Mayor Stevens Mokgalapa, MMC for Safety and Security Karen Meyer, CEO of the Hatfield Village Lucus Luckoff and University of Pretoria vice-chancellor Professor Tawana Kupe cut the ribbon to mark the opening of the Metro police satellite station in Hatfield. Bongani Shilubane African News Agency (ANA)
Pretoria - The “student village” of Hatfield now has its own 24-hour Tshwane Metro Police Department satellite station.

It is supported by at least eight officers, two support vehicles as well as a CCTV system with 79 cameras.

In its ongoing mission to clean up the crime-ridden precinct, the City of Tshwane yesterday opened the facility, which is tucked away at The Fields on Burnett Street.

The station is a collaboration between the Metro, University of Pretoria, Hatfield City Improvement District and other stakeholders.

Vice-chancellor of the University of Pretoria, Professor Tawana Kupe, welcomed the satellite station, saying it would go a long way in protecting staff and students.

He said the Hatfield campus was visited by about 40000 people daily.

Kupe said the high crime levels in the precinct had a negative impact on students.

“Books already have challenges on their own. The last thing you want is trauma caused by muggings,” he said

The police station will further serve as an operational office for city police officers and an administrative point for residents to get their documents certified.

It will also be home to the community policing forums from the surrounding areas.

Cutting the ribbon to officially open the station, Mayor Stevens Mokgalapa said private-public partnerships allowed the government to maintain quality service delivery in spite of budget limitations.

Mokgalapa jokingly said students were held hostage by crime in the Hatfield precinct.

“We used to get robbed because we used to live in Hatfield when we were students,” he said.

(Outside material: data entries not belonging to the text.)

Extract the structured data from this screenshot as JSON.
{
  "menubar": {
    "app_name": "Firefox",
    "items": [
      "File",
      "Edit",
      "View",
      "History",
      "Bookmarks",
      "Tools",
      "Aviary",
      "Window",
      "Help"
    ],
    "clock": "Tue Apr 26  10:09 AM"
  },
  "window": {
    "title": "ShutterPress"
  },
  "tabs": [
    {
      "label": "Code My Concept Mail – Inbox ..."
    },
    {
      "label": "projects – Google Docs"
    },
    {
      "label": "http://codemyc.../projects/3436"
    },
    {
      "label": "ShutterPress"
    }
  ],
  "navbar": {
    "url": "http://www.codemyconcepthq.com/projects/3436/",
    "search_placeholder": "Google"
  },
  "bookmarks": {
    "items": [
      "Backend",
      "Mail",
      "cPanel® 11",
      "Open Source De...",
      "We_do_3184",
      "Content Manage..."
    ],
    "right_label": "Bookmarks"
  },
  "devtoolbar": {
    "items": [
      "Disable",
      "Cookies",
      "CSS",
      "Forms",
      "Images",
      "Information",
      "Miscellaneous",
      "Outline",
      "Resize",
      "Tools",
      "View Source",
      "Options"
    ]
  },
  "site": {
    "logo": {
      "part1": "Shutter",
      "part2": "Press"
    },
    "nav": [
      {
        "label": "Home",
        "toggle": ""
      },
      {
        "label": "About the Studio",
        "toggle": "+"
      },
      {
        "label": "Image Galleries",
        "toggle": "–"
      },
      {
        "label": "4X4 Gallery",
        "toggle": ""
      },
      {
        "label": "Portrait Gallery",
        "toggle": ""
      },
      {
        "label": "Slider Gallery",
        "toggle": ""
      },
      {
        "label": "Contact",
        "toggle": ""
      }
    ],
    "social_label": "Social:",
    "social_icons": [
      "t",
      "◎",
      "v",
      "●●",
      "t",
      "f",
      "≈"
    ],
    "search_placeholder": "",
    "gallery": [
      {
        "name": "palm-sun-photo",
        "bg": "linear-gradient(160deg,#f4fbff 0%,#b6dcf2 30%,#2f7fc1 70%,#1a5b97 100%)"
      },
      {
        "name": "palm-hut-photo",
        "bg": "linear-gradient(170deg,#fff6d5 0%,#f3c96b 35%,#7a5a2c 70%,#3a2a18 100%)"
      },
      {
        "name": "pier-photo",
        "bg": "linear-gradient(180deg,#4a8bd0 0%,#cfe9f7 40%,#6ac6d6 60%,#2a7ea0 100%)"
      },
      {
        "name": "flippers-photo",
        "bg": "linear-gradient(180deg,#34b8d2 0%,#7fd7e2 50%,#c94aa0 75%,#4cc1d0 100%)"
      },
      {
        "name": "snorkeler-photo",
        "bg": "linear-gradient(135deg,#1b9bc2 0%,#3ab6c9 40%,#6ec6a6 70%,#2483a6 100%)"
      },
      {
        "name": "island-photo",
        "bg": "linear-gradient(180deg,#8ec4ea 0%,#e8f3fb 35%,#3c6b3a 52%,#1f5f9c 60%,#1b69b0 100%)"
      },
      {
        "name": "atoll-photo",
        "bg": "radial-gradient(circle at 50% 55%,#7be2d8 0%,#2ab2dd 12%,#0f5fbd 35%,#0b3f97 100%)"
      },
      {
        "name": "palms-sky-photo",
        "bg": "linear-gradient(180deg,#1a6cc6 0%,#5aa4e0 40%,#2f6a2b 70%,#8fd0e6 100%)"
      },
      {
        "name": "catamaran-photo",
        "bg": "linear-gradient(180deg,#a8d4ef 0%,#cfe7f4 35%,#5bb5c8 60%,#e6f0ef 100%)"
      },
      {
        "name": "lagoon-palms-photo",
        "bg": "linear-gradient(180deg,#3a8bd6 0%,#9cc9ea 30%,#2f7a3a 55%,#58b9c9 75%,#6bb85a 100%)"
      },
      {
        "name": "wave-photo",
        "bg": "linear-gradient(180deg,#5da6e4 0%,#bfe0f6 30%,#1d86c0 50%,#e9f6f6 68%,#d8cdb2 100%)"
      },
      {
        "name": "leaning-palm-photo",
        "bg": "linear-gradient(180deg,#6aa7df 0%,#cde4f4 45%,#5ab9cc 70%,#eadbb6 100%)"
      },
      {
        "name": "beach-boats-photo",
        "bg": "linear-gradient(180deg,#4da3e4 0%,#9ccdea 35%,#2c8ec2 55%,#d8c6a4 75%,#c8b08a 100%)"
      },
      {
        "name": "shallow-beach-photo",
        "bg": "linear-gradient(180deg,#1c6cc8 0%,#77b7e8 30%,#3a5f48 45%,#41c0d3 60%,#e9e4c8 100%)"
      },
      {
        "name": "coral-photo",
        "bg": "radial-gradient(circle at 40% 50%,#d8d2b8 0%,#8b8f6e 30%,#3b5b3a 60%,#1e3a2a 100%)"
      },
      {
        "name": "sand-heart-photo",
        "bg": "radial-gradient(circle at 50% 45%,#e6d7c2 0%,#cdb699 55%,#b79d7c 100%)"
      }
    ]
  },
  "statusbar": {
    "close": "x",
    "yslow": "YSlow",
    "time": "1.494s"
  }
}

The mayor said that for him the police station was one of the ways to plough back into the neighbourhood that made him.

More recently, people have accused Mokgalapa of giving Hatfield, and more especially the university, preference over the other campuses in areas such as Mamelodi as well as the Tshwane University of Technology in Soshanguve and Ga-Rankuwa.

However, he said: “This is no selective service delivery. We are looking to replicate this kind of initiative everywhere. But for now the focus is on the university with its more than 40000 students."

Jeffrey Wapnick, managing director of City Property, which manages The Fields and is a key partner in the establishment of the satellite police station, said: “As a proud member of the Hatfield community, we have been working to uplift the area and change perceptions.

“Hatfield is a sustainable, inclusive, diverse and vibrant community. With the commitment from Metro Police over the last two years through the introduction of the bicycle unit and now the satellite office, the safety of residents, retailers, students and visitors is reinforced.

“We have been directly involved with this first-of-its-kind project for over a year and our tenant installation team has worked closely with the Metro to fit out of their office, making it an approachable and helpful centre for the entire community, with an administrative office, briefing room and CCTV control room.”